Is it coaching...or therapy?
Growth in both professional coaching and psychotherapy has led to confusion about the differences and similarities between the two.
Last week a client let me know she had stopped seeing her therapist; she said she was getting what she needed from our coaching sessions. On one level, I was pleased to know that our sessions were adding significant value to her personal and professional growth. On a different level, it surfaced an ongoing need for clarity about coaching versus therapy as two potentially overlapping modalities of human development and support. Since it comes up often, and many of my clients have both a therapist and a coach, it’s time to address this topic directly. I hope those considering one or both types of support will find this discussion useful as they reflect on their situation, needs, and expectations. I will also stipulate that I am certified as a Co-Active coach and am not a therapy expert (although I have experienced therapy as a client). Nothing in my discussion is meant to diminish or misrepresent therapy as a practice, and the brief nature of my Substack format cannot do full justice to this enormous topic.
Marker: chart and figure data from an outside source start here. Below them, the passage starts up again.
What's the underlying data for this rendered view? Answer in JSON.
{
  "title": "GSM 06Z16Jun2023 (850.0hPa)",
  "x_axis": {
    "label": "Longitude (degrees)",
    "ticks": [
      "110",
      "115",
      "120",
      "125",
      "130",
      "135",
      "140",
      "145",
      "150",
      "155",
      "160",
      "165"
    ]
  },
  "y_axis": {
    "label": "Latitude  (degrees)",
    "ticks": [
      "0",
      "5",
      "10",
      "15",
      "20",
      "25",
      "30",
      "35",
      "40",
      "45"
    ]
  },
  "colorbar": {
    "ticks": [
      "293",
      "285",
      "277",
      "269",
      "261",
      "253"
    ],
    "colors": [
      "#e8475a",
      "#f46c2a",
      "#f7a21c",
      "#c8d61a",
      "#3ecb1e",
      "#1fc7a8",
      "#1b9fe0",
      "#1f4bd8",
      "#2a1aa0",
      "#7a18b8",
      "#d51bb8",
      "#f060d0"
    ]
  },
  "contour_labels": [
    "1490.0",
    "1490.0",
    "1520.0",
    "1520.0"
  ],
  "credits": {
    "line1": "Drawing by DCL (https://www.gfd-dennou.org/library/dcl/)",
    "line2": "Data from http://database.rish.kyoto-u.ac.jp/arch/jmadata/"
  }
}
How Coaching and Therapy Are Similar
Both executive coaching and therapy are meant to lead to personal development and improved well-being. These disciplines can work with fully functional individuals facing difficult situations and focus on helping people make changes and accomplish goals that are deeply meaningful to them. Therapy and coaching explore a client’s whole being, not only the often-artificial divide between work and personal life. Therapists usually work with deeply emotional material; coaches sometimes do.
And Yet, Coaching Is Not Therapy
While there is much in common, there are also significant differences. It starts with a cornerstone of my coach training through the Co-Active Training Institute. Being a Co-Active coach means holding all your clients as naturally creative, resourceful, and whole. That “whole” cornerstone may be a different assumption than a therapist makes. While many therapists work with clients on topics that are not crisis-oriented, they are trained to work with individuals who are not currently “whole” in some way, who may have major mental illnesses, addiction problems, deep traumas that are holding them back, and the like.
I worked with a therapist for about a year after a major bicycling accident that left me both physically and emotionally broken in fundamental ways. She was enormously helpful in my healing process. I would not have engaged a coach for that purpose. I did work with a coach about a year after I joined Bain & Company as a direct-admit partner, as was standard practice for Bain at the time. After my 15 years at another firm, he helped me figure out how I was adapting my new environment, colleagues, and culture; identify the things I needed to work on to reach my full potential within the Bain context; and develop a tangible action plan. I would not have hired a therapist to work with me on these topics, even though the Bain coaching relationship delved deep into my self-limiting beliefs and behaviors.
There are other differences between coaching and therapy. Therapists derive their training from a medical model of diagnosis and treatment. Coaches don’t diagnose or treat clients. Therapists largely decide on and design a treatment plan without a lot of input from the client (it may be collaborative, but there isn’t a standard expectation of co-design between therapist and client), whereas coaching, especially Co-Active coaching, begins with the designed alliance between coach and client that is mutual and co-equal. While therapy is often rooted in past and present feelings and experiences, coaching focuses on the present and future. Coaches generally expect some homework and specific accountability between sessions; with therapy, accountability is less commonly expected. Therapists seek to help clients gain insight by examining the historical root causes of negative self-beliefs and problems; coaches think about negative self-beliefs as temporary obstacles in the form of self-sabotage and tend to be solution-oriented in their coaching. Therapists ask, in one form or another, “why and from where?” while coaches ask their clients “what’s next/what now?”
Admittedly, the differences can often be subtle and there is often overlap between these disciplines. Plenty of coaches can be effective at helping clients identify and deal with internal issues and beliefs, and many therapists motivate clients to plan for the future and reach their full potential.
Creating Clarity About the Scope of Coaching
These distinctions often arise in my discovery (first) session with new clients. We define the alliance that will set the context for the coaching, establishing our mutual ways of working together. The “not therapy” distinction is important to me for a few reasons. First, since I am a proponent of radical honesty in the coaching relationship and I am not licensed as a therapist, I want to make it clear to my clients what they should expect from me and what they shouldn’t. Second, many of my clients already have a therapist. I never ask if they do but many volunteer that information. If they choose to tell me about their therapist, I never inquire about the purpose or scope of that relationship; but I do want to help them map out their intention for each type of support to make it easier for them to integrate them. Doing so puts them in a position to get the most out of their coaching and therapeutic interactions.
Question(s): What do you think are the primary differences between coaching and therapy? If you have had personal experiences with both, under what conditions and circumstances have you gotten the most out of each discipline? Where have they overlapped?
Note: I owe a deep gratitude to the wise folks at the Co-Active Training Institute, who have written deeply on this topic and who embed these principles in their coaching training and certification modules.
As someone who trains others on the leadership skill of coaching, this is perhaps best distinction between coaching and therapy. Great piece Josh… I miss working with you.
Well written, Josh. The part the resonated most with me was the "From where" vs "what is next" / accountability distinction.